In response for increasing demand for photovoltaic systems, cell manufacturer have to increase fabrication capacity. However, this approach involves high capital expenditures and long lead times. In order to meet short term demand at minimal cost, concentration photovoltaics (CPV) shows tremendous promise.

The CPV systems may be divided into three classes that are Low Concentrated Photovoltaics (LCPV), Medium Concentrated Photovoltaics (MCPV), and High Concentrated Photovoltaics (HCPV). Low Concentration Photovoltaic (LCPV) is for system with a typical concentration ratio lower than 3X.

LCPV typically use single junction silicon solar cells, have quite simple designs and often employ concentrating optics made of plastic. It is easier and cheaper to manufacture and maintain than high concentrating systems as it does not require tracking or cooling mechanisms. LCPV systems are suitable for stand-alone applications and building integration.

One of the type of concentrating optics that used by LCPV is Fresnel lenses. Fresnel lenses are the most common option due to its low thickness and low cost. A Fresnel lens may be thought as a standard plan convex lens that has been collapsed at a number of locations into a thinner profile. The material of choice for the lens is usually acrylic plastic (PMMA), which moulds well and, when combined with ultraviolet (UV) stabilizers, has shown good weatherability

Supported by the total efficiency of LCPV is approximately reach to 29.7%, the expectation is that the replacement of the expensive PV solar cells by less expensive optical material (lenses and/or mirrors) may lead to some savings in system costs. LCPV systems offer many advantages compared to other CPV technologies. They typically only require single-axis tracking, show less sensitivity to tracking errors, are insensitive to changes in the incident spectrum, and can capture a larger fraction of the diffuse and circumsolar content. These factors, coupled with a lower perceived risk, highlight the feasibility of this technology.
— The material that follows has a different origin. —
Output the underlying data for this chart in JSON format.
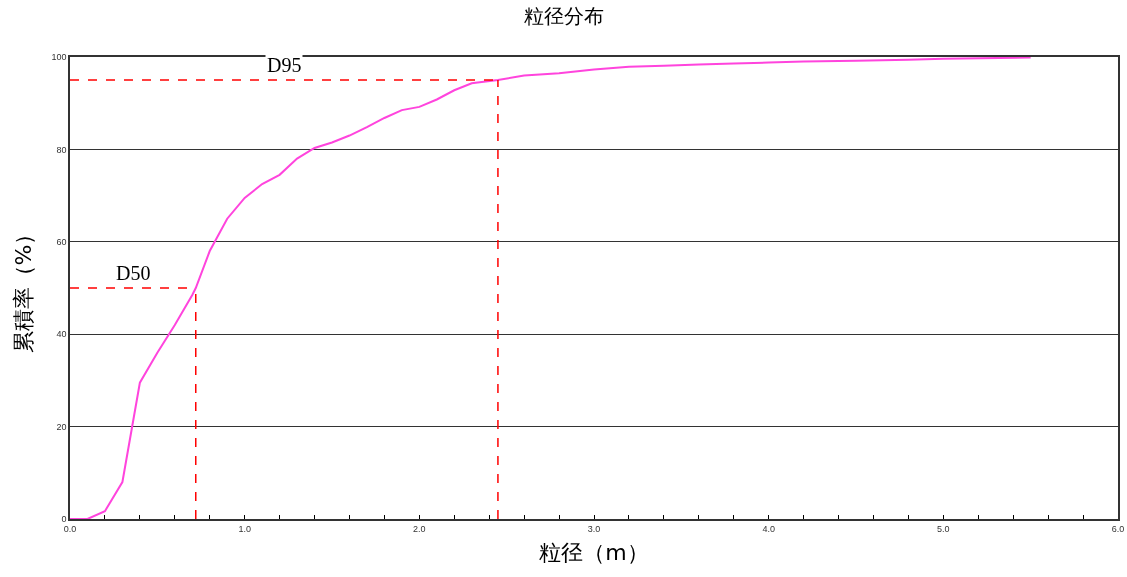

In cases of Indonesia, supported by the data from Dewan Enegi Nasional, solar energy potential in Indonesia is up to 4.9 kWh/m2/day or about 10 times bigger than solar energy potential in Europe. Surely Indonesia is a place where LCPV system would be utilized as much as possible where all the resources needed by LCPV system are provided in this country that located in equator line. Furthermore, according to Presidential Regulation No. 5/2006 [Rol 2006], the opportunity of LCPV systems to become one of solar PV systems that support the national primary energy target in 2025 is really superb. So that, it is important to note that the future status of LCPV in Indonesia look promising since the need of renewable energy sources tended to increase from year to year.

Today, about 50 companies are active in the CPV technology field and almost 60% of them were founded in the last six years (Waldau 2012). In order to achieve a relevant role in the market, the cost of CPV must be lowered. It was only recently that a number of companies started to commercialize CPV system (A. W. Bett et al. 2007).

CPV power plants have also been completed in several others countries since 2010 such as US, China, Australia and South Africa. Most recent market estimates for 2011 in the 60 MW range and 90 MW range under construction in 2012, also around 70 MW in 2014. For 2015 a total number of new installations between 10 and 25 MW is estimated.

Based on an industry survey and literature, CPV system prices including installation for CPV power plants with a capacity of 10 MW were identified between €1400/kWp and €2200/kWp. The large range of prices results from the different technological concepts as well as regionally variable markets. Using extensive study on the LCOE of renewable energy system including CPV systems that published by Fraunhofer ISE, the calculations result in LCOE values for CPV power plants.

For CPV, there are still great uncertainties concerning the future market development. The analysis shows that CPV has potential for reducing the LCOE which encourages a continued development of CPV. If installations continue to grow till 2030, CPV could reach a cost ranging between €0.045/kWh and €0.075/kWh. The system prices including installation for CPV power plants would then be between €700 and €1100/kWp.